Living With Dialysis

One in three American Adults are at risk for developing chronic Kidney Disease.
26 million American have kidney disease and most do not know it
High blood pressure and diabetes are the top 2 leading causes of kidney disease
Anyone at risk should have simple urine and blood tests done
Kidney disease is the 9th leading cause of death in the United States
Men with the disease are more likely to progress to failure than women
Black Americans are 3 times more likely to experience kidney failure than white.
Once kidneys fail it is over, dialysis or transplant are the only treatment
Everyday 13 people die in the United States waiting for a new kidney
What is Dialysis ?

Dialysis is a system that works as an artificial kidney for those whose kidneys are no longer functioning.

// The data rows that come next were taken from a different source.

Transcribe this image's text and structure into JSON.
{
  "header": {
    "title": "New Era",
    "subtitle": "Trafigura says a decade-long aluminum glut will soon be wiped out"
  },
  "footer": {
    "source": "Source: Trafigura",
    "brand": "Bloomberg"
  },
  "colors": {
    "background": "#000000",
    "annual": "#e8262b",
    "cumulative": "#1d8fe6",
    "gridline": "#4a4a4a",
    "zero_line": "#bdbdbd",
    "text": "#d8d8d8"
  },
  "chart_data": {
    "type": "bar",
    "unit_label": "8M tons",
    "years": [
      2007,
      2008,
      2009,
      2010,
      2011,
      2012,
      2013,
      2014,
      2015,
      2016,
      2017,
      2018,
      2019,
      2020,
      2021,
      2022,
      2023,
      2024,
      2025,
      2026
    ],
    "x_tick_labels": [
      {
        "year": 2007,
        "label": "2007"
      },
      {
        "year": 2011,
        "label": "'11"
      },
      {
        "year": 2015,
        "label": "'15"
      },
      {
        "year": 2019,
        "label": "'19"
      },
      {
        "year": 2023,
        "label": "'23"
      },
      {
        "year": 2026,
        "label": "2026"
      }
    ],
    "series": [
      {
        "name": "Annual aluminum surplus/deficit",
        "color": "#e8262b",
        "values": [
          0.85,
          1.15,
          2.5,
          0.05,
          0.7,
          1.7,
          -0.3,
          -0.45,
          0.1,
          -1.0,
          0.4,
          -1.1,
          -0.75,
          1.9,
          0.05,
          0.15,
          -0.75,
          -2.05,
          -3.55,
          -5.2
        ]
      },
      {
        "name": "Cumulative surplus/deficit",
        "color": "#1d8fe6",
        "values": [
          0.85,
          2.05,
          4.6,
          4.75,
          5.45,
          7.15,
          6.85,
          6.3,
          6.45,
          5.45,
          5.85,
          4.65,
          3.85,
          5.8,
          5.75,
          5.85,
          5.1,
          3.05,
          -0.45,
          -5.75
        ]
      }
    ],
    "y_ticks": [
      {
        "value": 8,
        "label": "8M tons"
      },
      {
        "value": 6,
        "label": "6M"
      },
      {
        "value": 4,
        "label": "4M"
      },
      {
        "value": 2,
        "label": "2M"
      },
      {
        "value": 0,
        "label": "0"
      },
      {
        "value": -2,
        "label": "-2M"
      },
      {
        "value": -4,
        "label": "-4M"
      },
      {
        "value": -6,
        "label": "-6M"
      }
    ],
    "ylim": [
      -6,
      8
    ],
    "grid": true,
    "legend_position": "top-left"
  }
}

There are 2 types of dialysis hemodialysis and peritoneal dialysis. Most patients receive hemodialysis treatment. This includes their blood being circulated outside of their body and cleaned through a machine, then returned to the patient. Most patients receive a fistula which is inserted by a small surgery either in the leg or arm. If no vessels are suitable for the fistula then a small tube called a vascular graft to a joint or artery and vein under the skin is done.

Blood drains into the dialysis machine to be cleaned.

A small amount of patients can do peritoneal dialysis which uses the patient’s own peritoneal membrane as a filter and does not require constant transport to a dialysis center for the patient. Once the system is set up the patient is just monitored. This is also referred to as Continuous Ambulatory Peritoneal Dialysis (CAPD). The main benefit to this type of dialysis is freedom but some patients get infections and must change to the hemodialysis. This process is likely not as affective on large people due to the treatment involving the stomach.